Tarihsel olarak iki rakip güç olan Rusya ve Çin arasındaki işbirliği, ABD ile ilişkilerin kötüleşmesine paralel giderek stratejik bir boyut kazanıyor. Rusya’nın enerji ve silah sağladığı Çin, ülkenin en büyük ticari partneri konumunu
12 senedir muhafaza ediyor. Ukrayna üzerinden Rusya’ya uygulanacak yeni yaptırımların -ki yaptırımlar arasına Rusya’nın Çin’den temin ettiği çip/arayüz ürünlerinin satışının da dahil edilmesi gündemde- Rusya’yı Çin’e daha çok yaklaştıracağını öngörmek güç değil. Tüm bu gelişmeler, Rusya, Çin ve İran arasında düzenlenen ortak askeri tatbikatlar (üçüncüsü 21 Ocak’taydı ) ve Çin ile İran arasında 2021’de imzalanan stratejik işbirliği
anlaşması ile beraber değerlendirildiğinde, üçlü bir karşı cephenin inşa edildiği görülmekte.

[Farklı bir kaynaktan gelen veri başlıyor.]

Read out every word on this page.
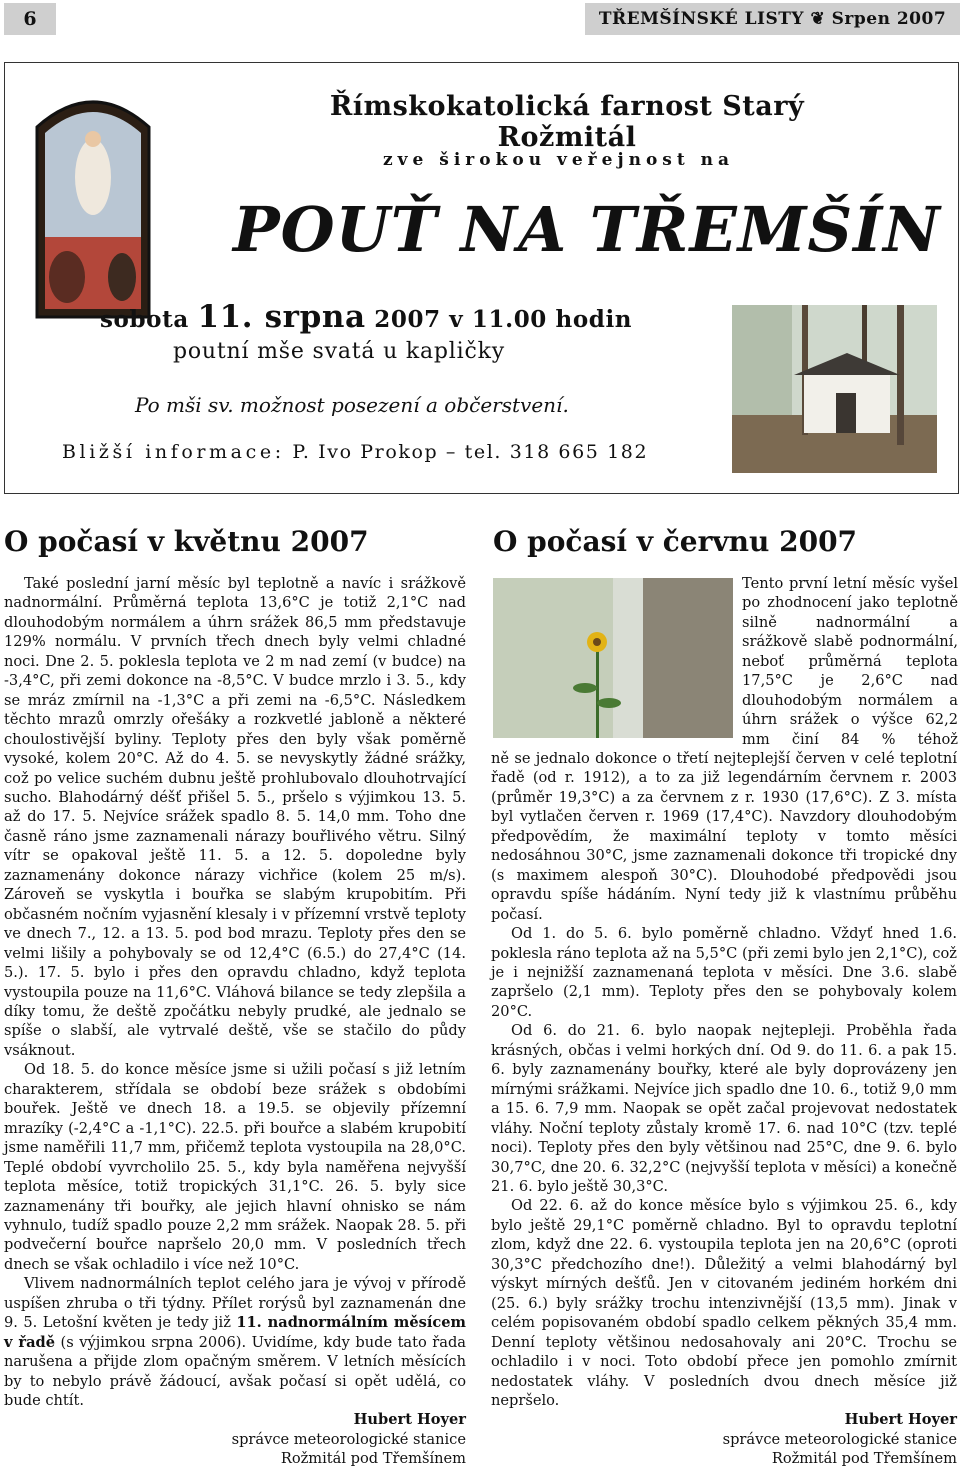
6	TŘEMŠÍNSKÉ LISTY ❦ Srpen 2007
Římskokatolická farnost Starý Rožmitál
zve širokou veřejnost na
POUŤ NA TŘEMŠÍN
sobota 11. srpna 2007 v 11.00 hodin
poutní mše svatá u kapličky
Po mši sv. možnost posezení a občerstvení.
Bližší informace: P. Ivo Prokop – tel. 318 665 182
O počasí v květnu 2007	O počasí v červnu 2007

Také poslední jarní měsíc byl teplotně a navíc i srážkově nadnormální. Průměrná teplota 13,6°C je totiž 2,1°C nad dlouhodobým normálem a úhrn srážek 86,5 mm představuje 129% normálu. V prvních třech dnech byly velmi chladné noci. Dne 2. 5. poklesla teplota ve 2 m nad zemí (v budce) na -3,4°C, při zemi dokonce na -8,5°C. V budce mrzlo i 3. 5., kdy se mráz zmírnil na -1,3°C a při zemi na -6,5°C. Následkem těchto mrazů omrzly ořešáky a rozkvetlé jabloně a některé choulostivější byliny. Teploty přes den byly však poměrně vysoké, kolem 20°C. Až do 4. 5. se nevyskytly žádné srážky, což po velice suchém dubnu ještě prohlubovalo dlouhotrvající sucho. Blahodárný déšť přišel 5. 5., pršelo s výjimkou 13. 5. až do 17. 5. Nejvíce srážek spadlo 8. 5. 14,0 mm. Toho dne časně ráno jsme zaznamenali nárazy bouřlivého větru. Silný vítr se opakoval ještě 11. 5. a 12. 5. dopoledne byly zaznamenány dokonce nárazy vichřice (kolem 25 m/s). Zároveň se vyskytla i bouřka se slabým krupobitím. Při občasném nočním vyjasnění klesaly i v přízemní vrstvě teploty ve dnech 7., 12. a 13. 5. pod bod mrazu. Teploty přes den se velmi lišily a pohybovaly se od 12,4°C (6.5.) do 27,4°C (14. 5.). 17. 5. bylo i přes den opravdu chladno, když teplota vystoupila pouze na 11,6°C. Vláhová bilance se tedy zlepšila a díky tomu, že deště zpočátku nebyly prudké, ale jednalo se spíše o slabší, ale vytrvalé deště, vše se stačilo do půdy vsáknout.

Od 18. 5. do konce měsíce jsme si užili počasí s již letním charakterem, střídala se období beze srážek s obdobími bouřek. Ještě ve dnech 18. a 19.5. se objevily přízemní mrazíky (-2,4°C a -1,1°C). 22.5. při bouřce a slabém krupobití jsme naměřili 11,7 mm, přičemž teplota vystoupila na 28,0°C. Teplé období vyvrcholilo 25. 5., kdy byla naměřena nejvyšší teplota měsíce, totiž tropických 31,1°C. 26. 5. byly sice zaznamenány tři bouřky, ale jejich hlavní ohnisko se nám vyhnulo, tudíž spadlo pouze 2,2 mm srážek. Naopak 28. 5. při podvečerní bouřce napršelo 20,0 mm. V posledních třech dnech se však ochladilo i více než 10°C.

Vlivem nadnormálních teplot celého jara je vývoj v přírodě uspíšen zhruba o tři týdny. Přílet rorýsů byl zaznamenán dne 9. 5. Letošní květen je tedy již 11. nadnormálním měsícem v řadě (s výjimkou srpna 2006). Uvidíme, kdy bude tato řada narušena a přijde zlom opačným směrem. V letních měsících by to nebylo právě žádoucí, avšak počasí si opět udělá, co bude chtít.

Hubert Hoyer

správce meteorologické stanice

Rožmitál pod Třemšínem

Tento první letní měsíc vyšel po zhodnocení jako teplotně silně nadnormální a srážkově slabě podnormální, neboť průměrná teplota 17,5°C je 2,6°C nad dlouhodobým normálem a úhrn srážek o výšce 62,2 mm činí 84 % téhož

ně se jednalo dokonce o třetí nejteplejší červen v celé teplotní řadě (od r. 1912), a to za již legendárním červnem r. 2003 (průměr 19,3°C) a za červnem z r. 1930 (17,6°C). Z 3. místa byl vytlačen červen r. 1969 (17,4°C). Navzdory dlouhodobým předpovědím, že maximální teploty v tomto měsíci nedosáhnou 30°C, jsme zaznamenali dokonce tři tropické dny (s maximem alespoň 30°C). Dlouhodobé předpovědi jsou opravdu spíše hádáním. Nyní tedy již k vlastnímu průběhu počasí.

Od 1. do 5. 6. bylo poměrně chladno. Vždyť hned 1.6. poklesla ráno teplota až na 5,5°C (při zemi bylo jen 2,1°C), což je i nejnižší zaznamenaná teplota v měsíci. Dne 3.6. slabě zapršelo (2,1 mm). Teploty přes den se pohybovaly kolem 20°C.

Od 6. do 21. 6. bylo naopak nejtepleji. Proběhla řada krásných, občas i velmi horkých dní. Od 9. do 11. 6. a pak 15. 6. byly zaznamenány bouřky, které ale byly doprovázeny jen mírnými srážkami. Nejvíce jich spadlo dne 10. 6., totiž 9,0 mm a 15. 6. 7,9 mm. Naopak se opět začal projevovat nedostatek vláhy. Noční teploty zůstaly kromě 17. 6. nad 10°C (tzv. teplé noci). Teploty přes den byly většinou nad 25°C, dne 9. 6. bylo 30,7°C, dne 20. 6. 32,2°C (nejvyšší teplota v měsíci) a konečně 21. 6. bylo ještě 30,3°C.

Od 22. 6. až do konce měsíce bylo s výjimkou 25. 6., kdy bylo ještě 29,1°C poměrně chladno. Byl to opravdu teplotní zlom, když dne 22. 6. vystoupila teplota jen na 20,6°C (oproti 30,3°C předchozího dne!). Důležitý a velmi blahodárný byl výskyt mírných dešťů. Jen v citovaném jediném horkém dni (25. 6.) byly srážky trochu intenzivnější (13,5 mm). Jinak v celém popisovaném období spadlo celkem pěkných 35,4 mm. Denní teploty většinou nedosahovaly ani 20°C. Trochu se ochladilo i v noci. Toto období přece jen pomohlo zmírnit nedostatek vláhy. V posledních dvou dnech měsíce již nepršelo.

Hubert Hoyer

správce meteorologické stanice

Rožmitál pod Třemšínem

Ukrayna krizi, bu açıdan, ABD’nin Çin ile küresel rekabette Rusya’yı kendi yanına çekmesi gerektiği tezini iyice zora sokuyor. Aynı şekilde, Rusya’nın “yayılmacı güç” olarak Avrupa sahnesine dönüşü -şayet Biden yönetimi, Avrupa’nın güvenliğine olan bağlılığı noktasında müttefiklerini ikna eden bir performans sergileyebildiği takdirde- transatlantik ittifakının güçlenmesine aracı olabilir.